Différents coloris de cheveux selon la lumière

Beauté 2.0 : du virtuel au réel

Dossier : Dossier FFEMagazine N°732 Février 2018
Par Michaël HADDAD (D00)

La réalité augmentée a longtemps été cantonnée aux interfaces homme-machine quand la réalité virtuelle était principalement utilisée dans les bureaux d’études des grands groupes pour éviter des phases de prototypages physiques, longues et coûteuses.

Ces besoins sont bien évidemment présents dans l’industrie cosmétique, notamment autour du packaging et, tirées par la révolution en cours autour de « l’industrie 4.0 », mais c’est dans le domaine applicatif, en lien avec le consommateur, que cette industrie est la plus impactée par ces nouvelles technologies.

Vers la fin des années 90, avec la montée en puissance de l’appareil photo numérique, qui permit de « digitaliser » un portrait facilement, on voit décoller l’activité autour du traitement numérique de l’apparence que ce soit au niveau des algorithmes ou du rendu.

Dès 2006, Microsoft, en déposant le brevet WO2006127177 sur un procédé de maquillage virtuel pour la visio-conférence, marque l’entrée des grands acteurs du numérique dans le domaine cosmétique.

Depuis, l’augmentation de la puissance de calcul disponible, les réseaux de neurones convolutifs (CNN), ont permis une « digitalisation » de l’apparence sur nos smartphones. Les points d’intérêts du visage (yeux, lèvres, joues,…) et tout récemment les cheveux sont détectés en temps réels puis modifiés pour rendre compte de l’application de produits cosmétiques.

L’Oréal Paris fut pionnier dans le domaine en proposant l’application Makeup Genius lors du Festival de Cannes 2014. Cette technologie de réalité augmentée pour l’essayage virtuel de maquillage a depuis pris un formidable essor et dépasse largement notre secteur.

Les géants du numérique, à travers leurs acquisitions (Apple avec Polar Rose puis Faceshift, Facebook avec Face. com ou Google avec AIMatter), et de l’électronique comme Panasonic et LG qui ont tous les deux dévoilé des miroirs augmentés, s’intéressent de près à ce domaine.

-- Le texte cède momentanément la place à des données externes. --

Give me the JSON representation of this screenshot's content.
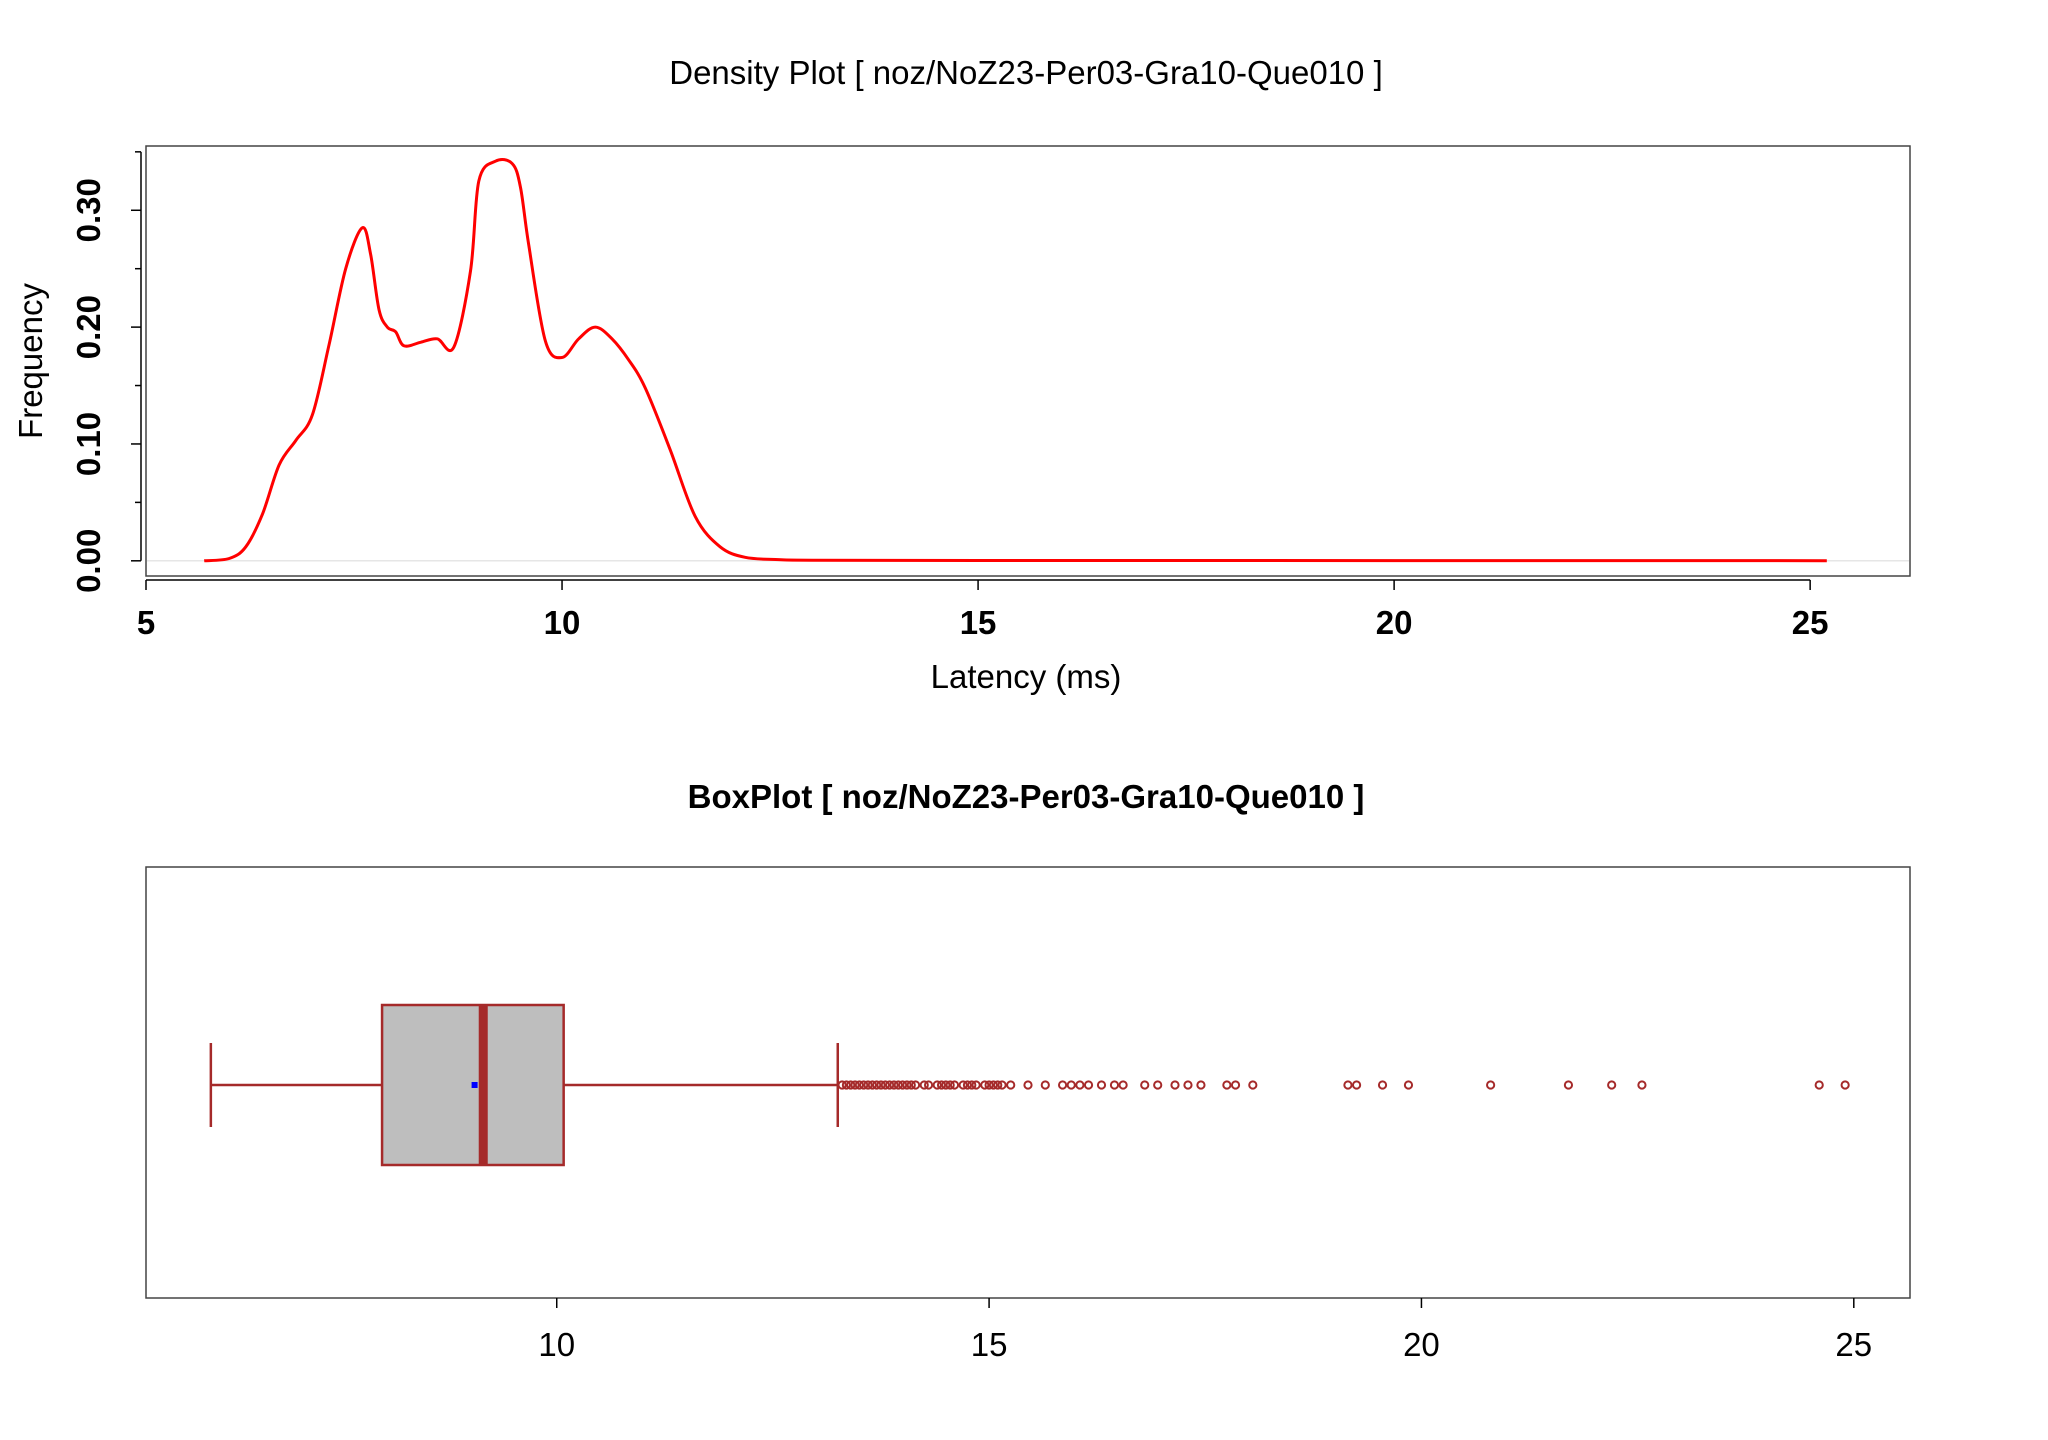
{
  "chart_data": [
    {
      "type": "line",
      "title": "Density Plot [ noz/NoZ23-Per03-Gra10-Que010 ]",
      "xlabel": "Latency (ms)",
      "ylabel": "Frequency",
      "xlim": [
        5,
        26.2
      ],
      "ylim": [
        -0.013,
        0.355
      ],
      "xticks": [
        5,
        10,
        15,
        20,
        25
      ],
      "xtick_labels": [
        "5",
        "10",
        "15",
        "20",
        "25"
      ],
      "yticks": [
        0.0,
        0.1,
        0.2,
        0.3
      ],
      "ytick_labels": [
        "0.00",
        "0.10",
        "0.20",
        "0.30"
      ],
      "yticks_minor": [
        0.05,
        0.15,
        0.25,
        0.35
      ],
      "grid": false,
      "series": [
        {
          "color": "#ff0000",
          "x": [
            5.7,
            6.0,
            6.2,
            6.4,
            6.6,
            6.8,
            7.0,
            7.2,
            7.4,
            7.6,
            7.7,
            7.8,
            7.9,
            8.0,
            8.1,
            8.3,
            8.5,
            8.7,
            8.9,
            9.0,
            9.2,
            9.4,
            9.5,
            9.6,
            9.8,
            10.0,
            10.2,
            10.4,
            10.6,
            10.8,
            11.0,
            11.3,
            11.6,
            11.9,
            12.2,
            12.6,
            13.0,
            15.0,
            20.0,
            25.2
          ],
          "y": [
            0.0,
            0.002,
            0.012,
            0.04,
            0.082,
            0.103,
            0.125,
            0.185,
            0.25,
            0.285,
            0.262,
            0.215,
            0.2,
            0.196,
            0.184,
            0.187,
            0.19,
            0.183,
            0.248,
            0.325,
            0.342,
            0.34,
            0.32,
            0.27,
            0.188,
            0.174,
            0.19,
            0.2,
            0.19,
            0.172,
            0.148,
            0.095,
            0.038,
            0.012,
            0.003,
            0.001,
            0.0005,
            0.0003,
            0.0002,
            0.0001
          ]
        }
      ]
    },
    {
      "type": "box",
      "title": "BoxPlot [ noz/NoZ23-Per03-Gra10-Que010 ]",
      "xlim": [
        5.25,
        25.65
      ],
      "xticks": [
        10,
        15,
        20,
        25
      ],
      "xtick_labels": [
        "10",
        "15",
        "20",
        "25"
      ],
      "whisker_low": 6.0,
      "q1": 7.98,
      "median": 9.15,
      "q3": 10.08,
      "whisker_high": 13.25,
      "mean": 9.05,
      "box_color": "#bebebe",
      "line_color": "#a52a2a",
      "mean_color": "#0000ff",
      "outliers": [
        13.3,
        13.35,
        13.4,
        13.45,
        13.5,
        13.55,
        13.6,
        13.65,
        13.7,
        13.75,
        13.8,
        13.85,
        13.9,
        13.95,
        14.0,
        14.05,
        14.1,
        14.15,
        14.25,
        14.3,
        14.4,
        14.45,
        14.5,
        14.55,
        14.6,
        14.7,
        14.75,
        14.8,
        14.85,
        14.95,
        15.0,
        15.05,
        15.1,
        15.15,
        15.25,
        15.45,
        15.65,
        15.85,
        15.95,
        16.05,
        16.15,
        16.3,
        16.45,
        16.55,
        16.8,
        16.95,
        17.15,
        17.3,
        17.45,
        17.75,
        17.85,
        18.05,
        19.15,
        19.25,
        19.55,
        19.85,
        20.8,
        21.7,
        22.2,
        22.55,
        24.6,
        24.9
      ]
    }
  ]
}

en haut :Variation de la couleur de cheveux selon différentes sources lumineuses
(source L’Oréal département évaluation)
en bas : Modélisation d’une coupe du cheveu selon différent angles d’illumination
(d’après Marschner et al. SIGGRAPH 2003) .

 

Ils y voient un levier pour capturer des images pour identifier leurs utilisateurs et, pour les fabricants de smartphones, un moyen de séduire une clientèle féminine en leur proposant des services dédiés.

Néanmoins, si les GAFAM prennent soin de notre apparence digitale, l’industrie cosmétique se doit de faire le lien entre le monde virtuel et le réel et prédire de façon précise le rendu sur un écran de ses produits. Maîtriser les paramètres colorimétriques ou les modèles physiques d’interaction lumière – matière, sont un véritable défi.

De même, depuis le fameux Monster et Cie de Pixar, des progrès considérables ont été faits pour modéliser des cheveux ou des poils, mais il en va autrement lorsque cette représentation numérique doit pouvoir se comparer trait pour trait à la réalité en tenant compte à la fois de leurs propriétés optiques et mécaniques.

Celle-ci se passera d’ailleurs probablement plus dans le monde virtuel qu’augmenté pour en maîtriser les conditions extérieures et impliquera un rapprochement technologique avec le monde de l’animation ou du jeu vidéo.

L’enjeu est de taille puisque réalités virtuelle et augmentée proposeront alors une solution à une véritable injonction paradoxale : ré-enchanter l’expérience en boutique grâce aux technologies numériques tout en proposant un essayage virtuel hyper réaliste pouvant se substituer au réel et stimulant ainsi a contrario le e-commerce.

Ces technologies sont donc clés pour la distribution de biens dans de nombreux secteurs au-delà de l‘industrie cosmétique, par exemple la confection, et nul doute que nous assisterons à de nombreuses initiatives dans les prochaines années.